Миссис Фэйрфакс снова отвела свой взгляд в сторону. Видимо, воспоминания о подруге оставались тем самым тяжелым камнем, который все еще лежал у нее на душе.
- Алена Михайловна! - Полина вся покраснела, но все же попыталась перебороть, преодолеть свое смущение словами. – Право, не знаю, смогу ли я заменить Вам ту девушку... которую Вы тогда потеряли. Но я... попробую быть с Вами!
- Какое благородство! – странно, но в голосе хозяйки Полине была слышна сейчас лишь горькая ирония, почти на грани отчаяния. Однако девушка вовсе не понимала ее причин.
Между тем, миссис Фэйрфакс отпустила ее руки, выпрямила спину и прикрыла веки. Полина залюбовалась ее утонченным изящным профилем.
Вот только... Слеза, что застыла на ее щеке...
- Матушка-барыня! – взмолилась Полина. – Да чем же я Вас обидела-то?
Миссис Фэйрфакс с какой-то грустной усмешкой покачала головою. Открыв глаза, она посмотрела на свою компаньонку взглядом, полным нежности и печали.
- Несчастное дитя! – прошептала она. – Ты готова принести себя в жертву похоти страшной и омерзительно нечестивой извращенки, на годы отказаться от мужчин ради ее противоестественных наслаждений...
- Я просто хочу, чтобы Вам было хорошо, - ответила Полина. – Простите, я, конечно, вовсе не знаю, приятны ли будут Вам мои ласки. Но я готова...
Она смущенно улыбнулась и замолчала.

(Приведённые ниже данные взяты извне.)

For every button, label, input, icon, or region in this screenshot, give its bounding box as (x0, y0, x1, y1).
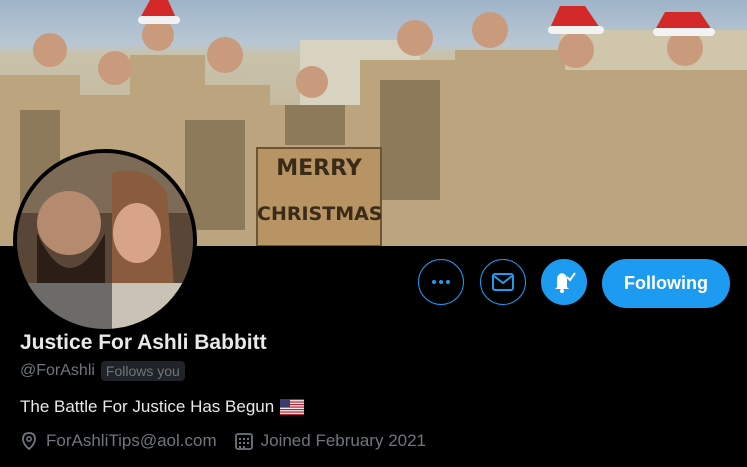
follows-you-badge: Follows you (100, 361, 185, 381)
banner-sign-line-1: MERRY (276, 156, 362, 181)
more-button[interactable] (418, 259, 464, 305)
avatar[interactable] (13, 149, 197, 333)
joined-item: Joined February 2021 (234, 431, 427, 451)
banner-sign-line-2: CHRISTMAS (257, 203, 383, 225)
profile-bio: The Battle For Justice Has Begun (20, 397, 305, 417)
location-item: ForAshliTips@aol.com (20, 431, 217, 451)
calendar-icon (234, 433, 253, 450)
profile-name: Justice For Ashli Babbitt (20, 331, 267, 354)
notifications-button[interactable] (541, 259, 587, 305)
bio-text: The Battle For Justice Has Begun (20, 397, 275, 416)
us-flag-icon (280, 399, 305, 415)
profile-meta: ForAshliTips@aol.com Joined February 202… (20, 431, 444, 451)
location-text: ForAshliTips@aol.com (46, 431, 217, 450)
avatar-photo (17, 153, 193, 329)
following-button[interactable]: Following (602, 259, 730, 308)
handle-row: @ForAshli Follows you (20, 361, 185, 381)
profile-handle: @ForAshli (20, 362, 95, 379)
location-pin-icon (22, 432, 36, 450)
more-dots-icon (432, 280, 450, 284)
message-button[interactable] (480, 259, 526, 305)
joined-text: Joined February 2021 (260, 431, 427, 450)
mail-icon (492, 273, 514, 291)
bell-check-icon (555, 272, 576, 293)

Миссис Фэйрфакс покачала головою и грустно усмехнулась.
- Все-таки, неудобно строить из себя благородную даму, - заметила она. – Этот мой образ, почти изысканный и в чем-то даже романтичный, совершенно не позволяет мне воспользоваться опрометчивостью одной воистину благородной девочки, которая по злобной иронии судьбы числится моей рабой. Девочки, которой я попросту могу приказать сделать все, что я от нее только пожелаю. А она ведь, оказывается, еще и сама готова добровольно отдать свое тело для моих интимных развлечений.
- Я отдала Вам мою душу, - напомнила Полина их вчерашний разговор.
- И это исключает для меня возможность применять к тебе насилие и обман, - возразила молодая женщина. – Я не вправе подличать и причинять тебе хоть какое-то зло. Я не могу обмануть твое доверие. И я не вправе вводить тебя в заблуждение многозначительными недомолвками.
- Что Вы имеете в виду? – Полина почувствовала, что ей сейчас выскажут нечто еще более жесткое, чем известие о странных интимных предпочтениях ее хозяйки.
И она не ошиблась.
- Те розги, которые вымачиваются в той самой напольной вазе, что стоит у меня там, в малой библиотеке... и та роскошная скамья красного дерева... В общем, они предназначались совсем не для Дуняши. И вообще, все это было собрано там вовсе не для устрашения прислуги, - почти спокойным голосом заявила ее жестокая госпожа. – Это все изначально было приготовлено исключительно для тебя одной. И когда нынче ночью ты явилась спасать меня от неведомой тебе беды, я всего-навсего грезила о том, как хлестала тебя до слез, до крика... А после ласкала твое высеченное тело, обладая тобою. Вот так вот. Да, милая моя Полина, я желала и желаю обладать тобою именно так, жестоко и омерзительно.
- Вы... шутите, Алена Михайловна? – жалобным голосом спросила несчастная девушка.
- Нет, Полина, - голос у миссис Фэйрфакс звучал вполне искренним сочувствием, однако, судя по всему, с ее стороны, на этот раз, вовсе не предполагалось даже намека на попытку очередного розыгрыша, - я сказала тебе чистую правду. Мне бы очень хотелось сохранить в твоих глазах реноме благородной иностранной госпожи. Но шила в мешке не утаишь, а свою подлинную суть не спрячешь. Прости, что я такая... страшная и отвратительная изнутри.
- Я не верю, что Вы столь дурны, как хотите мне себя показать, - упрямо ответила ее крепостная компаньонка.
- И что же мне сделать, чтобы ты поняла, чтобы ты осознала всю мою внутреннюю мерзость? – госпожа покачала головою и снова взяла Полину за руки.
Полина опустила очи долу и снова упрямо мотнула головой в знак отрицания утверждений своей хозяйки.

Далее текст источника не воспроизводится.